A few weeks later I tried again. The body's been discovered, I reasoned, presumably we move on to the adults.  Yes . . . we do meet Our Hero, Fin Macleod, but we quickly discover that he and his wife are in a pretty bad state, mourning the recent death of their eight-year-old son in a hit-and-run car accident.  Kid-trauma, yeah, book closed a second time. 

Curiously - and unusually - NOT gripped by Philip Kerr's latest, Field Grey, I figured I'd give ol' Fin and his troubles one more try.  This time I was hooked, fought it a bit, but finally reeled in. 

Fin Macleod, Lewis native but current resident of Edinburgh, is sent back to the island to investigate the murder of a former acquaintance because the M.O. is suspiciously similar to a murder he's been investigating in Edinburgh.  It turns out that while Fin has only been back to Lewis once in the past 18 years, his roots there are deep and complicated.  He's moved on while most of his erstwhile acquaintances have cleaved closer to the austere, god-fearing, traditional life of the island.  The church dominates all, and while the traditional livelihoods of fishing, weaving, and crofting survive, they aren't as lucrative as they once were and many men work in the offshore oil or other small, barely surviving industries.  They're generally depressed, but it's what they know, and they make the best of it.  Fin got out, as it were, but it's clear that he isn't happy and therein lies our tale.

The unraveling of the murder takes place in installments, alternating with episodes from Fin's past, each one progressively more dramatic and revealing yet another aspect of life on Lewis, as well as key bits in the lives of the victim and others connected to him and to Fin.  These start in Fin's childhood, and while I found them a bit tedious at the start - clearly bad things were going to happen, but did I have the stamina to get through all 475 pages to find out? - well, they grew on me.  The best one concerns the annual guga hunt, a real event that actually takes place on Lewis.  Every year, a group of men from the island spent two weeks harvesting gannet chicks from an uninhabitable rock miles out in the ocean, called An Sgeir.  The chicks are taken from nests, beheaded, processed, then preserved in salt, and are considered a local delicacy.  The hunt commemorates a famine a few centuries earlier when the men from the island saved themselves by going to the rock, as it is known, for the fowl.  It's brutally hard work, dangerous, and steeped in tradition.  The description of Fin's one and only hunt is magnificent, and makes a spectacular centerpiece to the story. 
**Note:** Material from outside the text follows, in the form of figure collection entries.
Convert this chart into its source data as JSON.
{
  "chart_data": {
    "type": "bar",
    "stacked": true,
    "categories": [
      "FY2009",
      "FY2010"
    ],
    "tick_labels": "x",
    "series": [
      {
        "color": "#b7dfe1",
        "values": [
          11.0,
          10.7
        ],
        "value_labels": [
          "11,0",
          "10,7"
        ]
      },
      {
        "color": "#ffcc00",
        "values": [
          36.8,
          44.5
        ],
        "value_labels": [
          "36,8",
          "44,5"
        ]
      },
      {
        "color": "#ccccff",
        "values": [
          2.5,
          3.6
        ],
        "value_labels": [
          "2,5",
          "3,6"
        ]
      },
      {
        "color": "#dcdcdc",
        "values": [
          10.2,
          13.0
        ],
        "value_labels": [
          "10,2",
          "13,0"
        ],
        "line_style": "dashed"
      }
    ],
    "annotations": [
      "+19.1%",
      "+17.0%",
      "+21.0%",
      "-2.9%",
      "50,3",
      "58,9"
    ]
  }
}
What's a blackhouse?  An older, stone dwelling, used by the local population for housing themselves and their beasts, before they started building the whitewashed houses that we see as more characteristic today of the area.  The dramatic climax of the story takes place in one on An Sgeir. 

The writing here is fine - nothing special, but not at all distracting either, and given the complexity of the plot, that is a real accomplishment.  That you don't ever feel confused or need to look back to figure out what is going on is a real testament to May's dexterous handling of the many past and present plot threads.  I'd place The Blackhouse squarely in the bleak-northern-UK category of Anne Cleeves, but better.  Less angst on the part of Our Hero (at least, for most of the story) and the love interest is treated pretty lightly which I like.  Like Cleeves, the setting is a star - the dramatic landscape, foul weather alternating with sun, and the omnipresent sea.  It's clear that deep research, carefully deployed, is a hallmark of May's work.  A prolific writer, May has a series set in China, and apparently is the only westerner to be made an honorary member of the Chinese Crime Writer's Association.  I look forward to delving deeper into his oeuvre.